Мосье Жиске коротко засмеялся, но взглянул на собеседника, и улыбка застыла у него на лице.

– Я говорю вам все это, потому что я честный и искренний человек.

– Да. – Губы мосье Лавуайе были плотно сжаты. – Вы говорите все это мне, потому что вы честный и искренний человек.

Префект полиции посмотрел в холодные глаза посетителя. Тревожная мысль пришла ему в голову. Даже ему, мосье Жиске, от этих глаз становилось не по себе. Он попытался, скрыть беспокойство за дружеским, невозмутимым тоном. Но и в собственном голосе послышался ему оттенок страха. Не заметил ли его и этот человек? От подобной мысли голос мосье Жиске зазвучал еще неувереннее.

– Интересно, с какой целью вы занимаетесь этим? Вы не можете рассчитывать на признание. Вас не ждет слава. Вам достанется самая неблагодарная, самая опасная роль.

Мосье Жиске ждал. А вдруг Лавуайе вздумает оскорбить его, оставив вопрос без ответа? Что тогда – настаивать или лучше перевести разговор на другую тему? С облегчением увидел он, что тонкие губы чуть зашевелились:

– Вам, мосье, нравится иметь силу и известность, мне – иметь силу, оставаясь в тени.

– Да, да. Понимаю. Но оставим это. Я просил вас принести дело Галуа. Оно с вами?

Мосье Лавуайе показал на толстую папку, лежавшую на столе.

– Есть краткое изложение дела?

Мосье Лавуайе раскрыл папку и, вынув два листа, исписанные мелким аккуратным почерком, протянул их мосье Жиске.

– Работать с вами – одно удовольствие. Все всегда в полном порядке.

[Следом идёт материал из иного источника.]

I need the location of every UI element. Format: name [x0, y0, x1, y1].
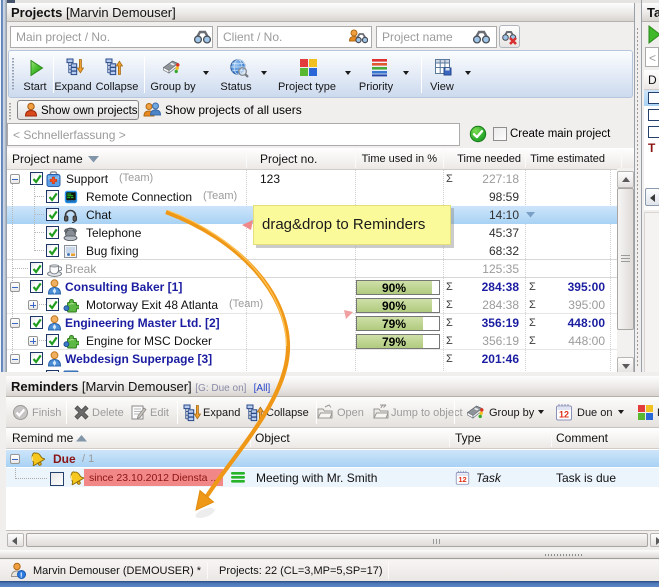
svg-text:12: 12 — [458, 475, 466, 484]
svg-text:!: ! — [20, 571, 23, 579]
svg-text:12: 12 — [559, 410, 569, 420]
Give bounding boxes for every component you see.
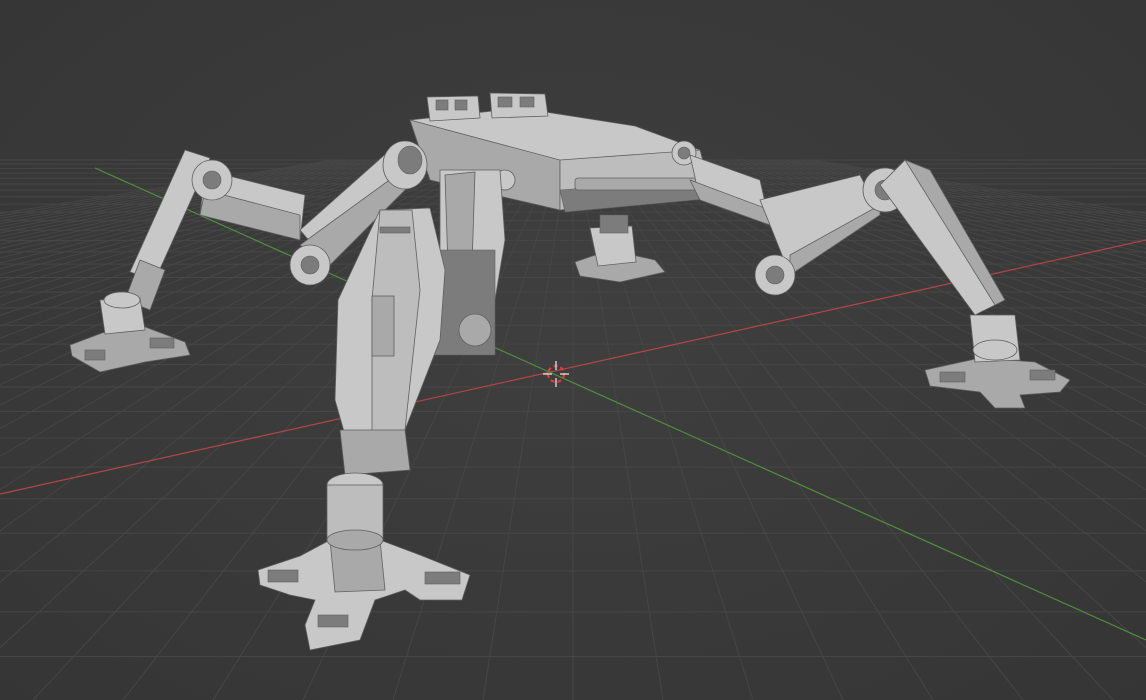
viewport-canvas[interactable] xyxy=(0,0,1146,700)
front-left-foot xyxy=(257,472,471,651)
back-left-foot xyxy=(69,291,191,373)
front-right-leg xyxy=(689,154,1006,316)
mech-model[interactable] xyxy=(69,92,1071,651)
3d-viewport[interactable] xyxy=(0,0,1146,700)
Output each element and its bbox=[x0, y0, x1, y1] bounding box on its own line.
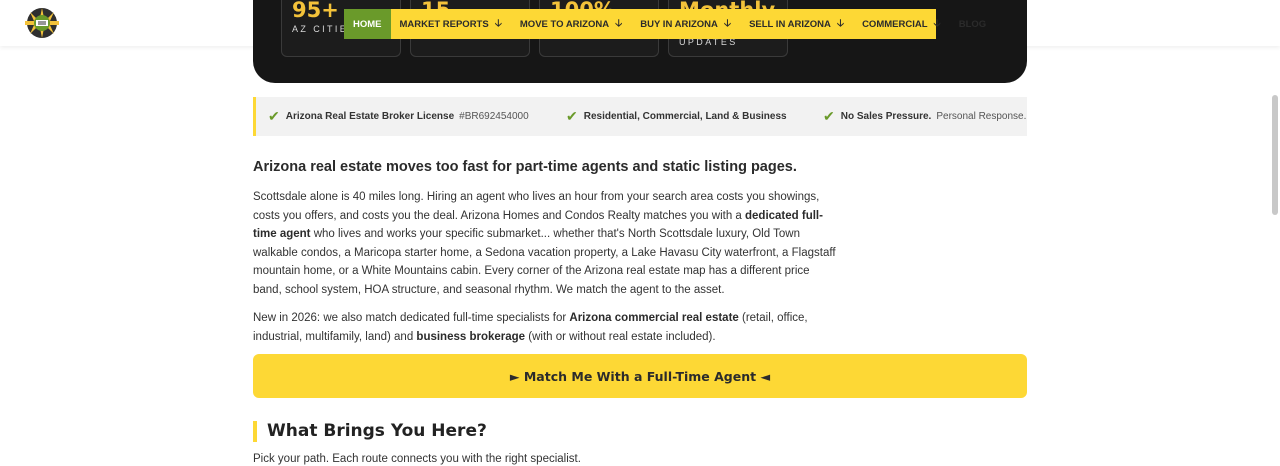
arizona-homes-logo-icon[interactable] bbox=[22, 6, 62, 40]
arrow-down-icon: 🡣 bbox=[836, 17, 845, 29]
page-heading: Arizona real estate moves too fast for p… bbox=[253, 159, 797, 175]
nav-item-label: BUY IN ARIZONA bbox=[640, 18, 718, 30]
section-subtitle: Pick your path. Each route connects you … bbox=[253, 453, 581, 465]
no-pressure-label: No Sales Pressure. bbox=[840, 111, 932, 122]
nav-item-blog[interactable]: BLOG bbox=[950, 9, 995, 39]
text: (with or without real estate included). bbox=[525, 330, 716, 343]
commercial-text: Arizona commercial real estate bbox=[569, 312, 739, 324]
business-brokerage-text: business brokerage bbox=[416, 330, 526, 343]
nav-item-label: COMMERCIAL bbox=[862, 18, 928, 30]
scrollbar-thumb[interactable] bbox=[1272, 95, 1278, 215]
nav-item-move-to-arizona[interactable]: MOVE TO ARIZONA 🡣 bbox=[511, 9, 631, 39]
stat-value: 95+ bbox=[292, 0, 339, 22]
nav-item-buy-in-arizona[interactable]: BUY IN ARIZONA 🡣 bbox=[631, 9, 740, 39]
nav-item-label: HOME bbox=[353, 18, 382, 30]
intro-paragraph: Scottsdale alone is 40 miles long. Hirin… bbox=[253, 188, 839, 300]
arrow-down-icon: 🡣 bbox=[615, 17, 623, 29]
nav-item-label: MARKET REPORTS bbox=[399, 18, 489, 30]
nav-item-market-reports[interactable]: MARKET REPORTS 🡣 bbox=[391, 9, 511, 39]
text: New in 2026: we also match dedicated ful… bbox=[253, 312, 570, 324]
checkmark-icon: ✔ bbox=[823, 108, 835, 124]
license-label: Arizona Real Estate Broker License bbox=[285, 111, 455, 122]
trust-bar: ✔ Arizona Real Estate Broker License #BR… bbox=[253, 97, 1027, 136]
checkmark-icon: ✔ bbox=[566, 108, 578, 124]
arrow-down-icon: 🡣 bbox=[723, 17, 732, 29]
license-number: #BR692454000 bbox=[459, 111, 529, 122]
arrow-down-icon: 🡣 bbox=[933, 17, 941, 29]
match-agent-button[interactable]: ► Match Me With a Full-Time Agent ◄ bbox=[253, 354, 1027, 398]
main-nav: HOME MARKET REPORTS 🡣 MOVE TO ARIZONA 🡣 … bbox=[344, 9, 986, 39]
trust-item-license: ✔ Arizona Real Estate Broker License #BR… bbox=[268, 97, 529, 136]
section-title: What Brings You Here? bbox=[253, 421, 487, 442]
personal-response-label: Personal Response. bbox=[936, 111, 1027, 122]
commercial-paragraph: New in 2026: we also match dedicated ful… bbox=[253, 309, 839, 346]
nav-item-label: MOVE TO ARIZONA bbox=[519, 18, 610, 30]
text: who lives and works your specific submar… bbox=[253, 228, 836, 296]
nav-item-commercial[interactable]: COMMERCIAL 🡣 bbox=[853, 9, 950, 39]
nav-item-sell-in-arizona[interactable]: SELL IN ARIZONA 🡣 bbox=[740, 9, 853, 39]
property-types: Residential, Commercial, Land & Business bbox=[583, 111, 787, 122]
checkmark-icon: ✔ bbox=[268, 108, 280, 124]
nav-item-home[interactable]: HOME bbox=[344, 9, 391, 39]
text: Scottsdale alone is 40 miles long. Hirin… bbox=[253, 191, 820, 222]
nav-item-label: BLOG bbox=[958, 18, 987, 30]
trust-item-types: ✔ Residential, Commercial, Land & Busine… bbox=[566, 97, 787, 136]
arrow-down-icon: 🡣 bbox=[494, 17, 502, 29]
nav-item-label: SELL IN ARIZONA bbox=[749, 18, 831, 30]
trust-item-pressure: ✔ No Sales Pressure. Personal Response. bbox=[823, 97, 1026, 136]
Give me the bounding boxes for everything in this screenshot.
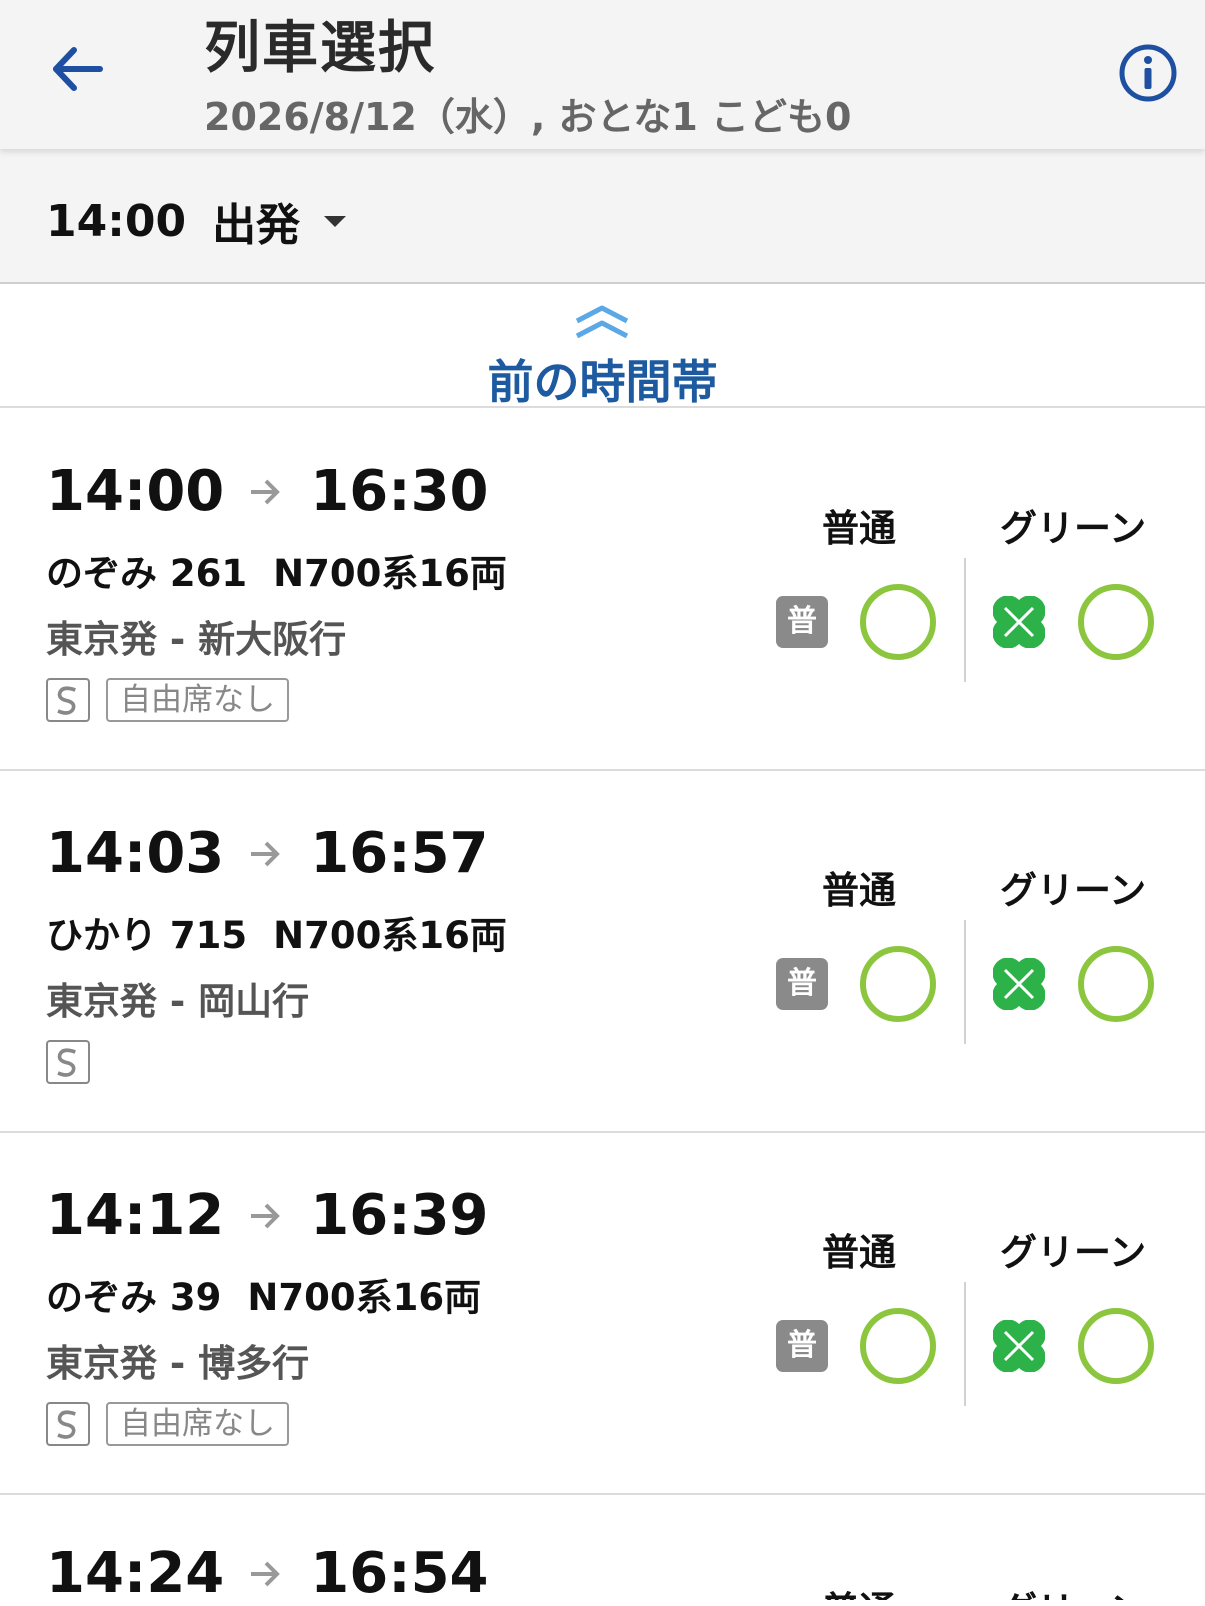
departure-time: 14:12 bbox=[46, 1183, 225, 1248]
previous-timeslot-button[interactable]: 前の時間帯 bbox=[0, 284, 1205, 409]
green-seat-header: グリーン bbox=[1000, 869, 1147, 912]
no-unreserved-tag: 自由席なし bbox=[106, 1402, 289, 1446]
arrival-time: 16:57 bbox=[310, 821, 489, 886]
green-car-icon bbox=[993, 1320, 1045, 1372]
standard-seat-header: 普通 bbox=[822, 1580, 896, 1600]
train-times: 14:03 16:57 bbox=[46, 822, 489, 886]
caret-down-icon bbox=[324, 215, 347, 227]
standard-seat-header: 普通 bbox=[822, 1231, 896, 1274]
train-name: ひかり 715 N700系16両 bbox=[46, 905, 507, 959]
train-row[interactable]: 14:24 16:54 普通 グリーン bbox=[0, 1494, 1205, 1606]
standard-available-icon[interactable] bbox=[858, 944, 938, 1024]
arrow-right-icon bbox=[251, 479, 281, 505]
app-header: 列車選択 2026/8/12（水）, おとな1 こども0 bbox=[0, 0, 1205, 149]
s-work-icon bbox=[46, 678, 90, 722]
train-row[interactable]: 14:12 16:39 のぞみ 39 N700系16両 東京発 - 博多行 自由席… bbox=[0, 1132, 1205, 1495]
train-route: 東京発 - 岡山行 bbox=[46, 980, 310, 1023]
arrival-time: 16:54 bbox=[310, 1541, 489, 1606]
back-button[interactable] bbox=[48, 40, 110, 102]
page-title: 列車選択 bbox=[204, 16, 436, 81]
car-type: N700系16両 bbox=[273, 552, 507, 595]
double-chevron-up-icon bbox=[575, 305, 629, 339]
green-available-icon[interactable] bbox=[1076, 582, 1156, 662]
train-row[interactable]: 14:00 16:30 のぞみ 261 N700系16両 東京発 - 新大阪行 自… bbox=[0, 408, 1205, 771]
search-summary: 2026/8/12（水）, おとな1 こども0 bbox=[204, 95, 852, 139]
train-number: のぞみ 39 bbox=[46, 1276, 222, 1319]
departure-time: 14:03 bbox=[46, 821, 225, 886]
train-times: 14:12 16:39 bbox=[46, 1184, 489, 1248]
s-work-icon bbox=[46, 1402, 90, 1446]
time-filter-bar: 14:00 出発 bbox=[0, 149, 1205, 284]
departure-time-dropdown[interactable]: 14:00 出発 bbox=[46, 189, 347, 253]
train-route: 東京発 - 博多行 bbox=[46, 1342, 310, 1385]
train-row[interactable]: 14:03 16:57 ひかり 715 N700系16両 東京発 - 岡山行 普通… bbox=[0, 770, 1205, 1133]
train-name: のぞみ 39 N700系16両 bbox=[46, 1267, 481, 1321]
car-type: N700系16両 bbox=[273, 914, 507, 957]
green-seat-header: グリーン bbox=[1000, 507, 1147, 550]
train-tags bbox=[46, 1040, 106, 1084]
arrow-right-icon bbox=[251, 1561, 281, 1587]
green-seat-header: グリーン bbox=[1000, 1231, 1147, 1274]
time-value: 14:00 bbox=[46, 195, 187, 247]
train-number: のぞみ 261 bbox=[46, 552, 248, 595]
train-times: 14:00 16:30 bbox=[46, 460, 489, 524]
green-car-icon bbox=[993, 958, 1045, 1010]
green-seat-header: グリーン bbox=[1000, 1580, 1146, 1600]
car-type: N700系16両 bbox=[247, 1276, 482, 1319]
standard-seat-header: 普通 bbox=[822, 507, 896, 550]
standard-car-icon: 普 bbox=[776, 958, 828, 1010]
train-times: 14:24 16:54 bbox=[46, 1542, 489, 1606]
train-name: のぞみ 261 N700系16両 bbox=[46, 543, 507, 597]
train-route: 東京発 - 新大阪行 bbox=[46, 618, 347, 661]
time-mode: 出発 bbox=[212, 200, 301, 251]
green-available-icon[interactable] bbox=[1076, 1306, 1156, 1386]
seat-availability: 普通 グリーン 普 bbox=[770, 498, 1170, 682]
arrival-time: 16:39 bbox=[310, 1183, 489, 1248]
previous-timeslot-label: 前の時間帯 bbox=[487, 355, 718, 409]
train-tags: 自由席なし bbox=[46, 1402, 289, 1446]
departure-time: 14:00 bbox=[46, 459, 225, 524]
arrow-right-icon bbox=[251, 841, 281, 867]
seat-availability: 普通 グリーン 普 bbox=[770, 1222, 1170, 1406]
divider bbox=[964, 1282, 966, 1406]
train-number: ひかり 715 bbox=[46, 914, 248, 957]
seat-availability: 普通 グリーン bbox=[770, 1580, 1170, 1600]
standard-car-icon: 普 bbox=[776, 596, 828, 648]
standard-seat-header: 普通 bbox=[822, 869, 896, 912]
train-tags: 自由席なし bbox=[46, 678, 289, 722]
arrow-left-icon bbox=[53, 47, 103, 91]
divider bbox=[964, 558, 966, 682]
arrow-right-icon bbox=[251, 1203, 281, 1229]
standard-available-icon[interactable] bbox=[858, 1306, 938, 1386]
departure-time: 14:24 bbox=[46, 1541, 225, 1606]
standard-available-icon[interactable] bbox=[858, 582, 938, 662]
info-button[interactable] bbox=[1117, 42, 1179, 104]
green-car-icon bbox=[993, 596, 1045, 648]
green-available-icon[interactable] bbox=[1076, 944, 1156, 1024]
standard-car-icon: 普 bbox=[776, 1320, 828, 1372]
info-icon bbox=[1119, 44, 1177, 102]
no-unreserved-tag: 自由席なし bbox=[106, 678, 289, 722]
arrival-time: 16:30 bbox=[310, 459, 489, 524]
seat-availability: 普通 グリーン 普 bbox=[770, 860, 1170, 1044]
divider bbox=[964, 920, 966, 1044]
s-work-icon bbox=[46, 1040, 90, 1084]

Выражение каменного лица не изменилось.

– Не прочтете ли вслух?

Мосье Лавуайе взял бумагу в руки. Длинные, хрупкие на вид пальцы на самом деле были сильными, цепкими. Он стал читать быстро, без всякого выражения:

– «Эварист Галуа. Краткое изложение. Родился в Бур-ля-Рен 25 октября 1811 года. Отец – мэр Бур – ля-Рен, либерал с республиканским уклоном. Ни в каких политических заговорах не участвовал. Мать честолюбива, энергична. С некоторыми странностями. Одна сестра, 24 года. Младший брат, 17 лет. Ни та, ни другой политикой не интересуются. В 1829 году отец кончил жизнь самоубийством. Похороны послужили поводом к беспорядкам, учиненным жителями Бур-ля-Рен. Во время беспорядков ранен камнем приходский священник. Один из зачинщиков – Эварист Галуа.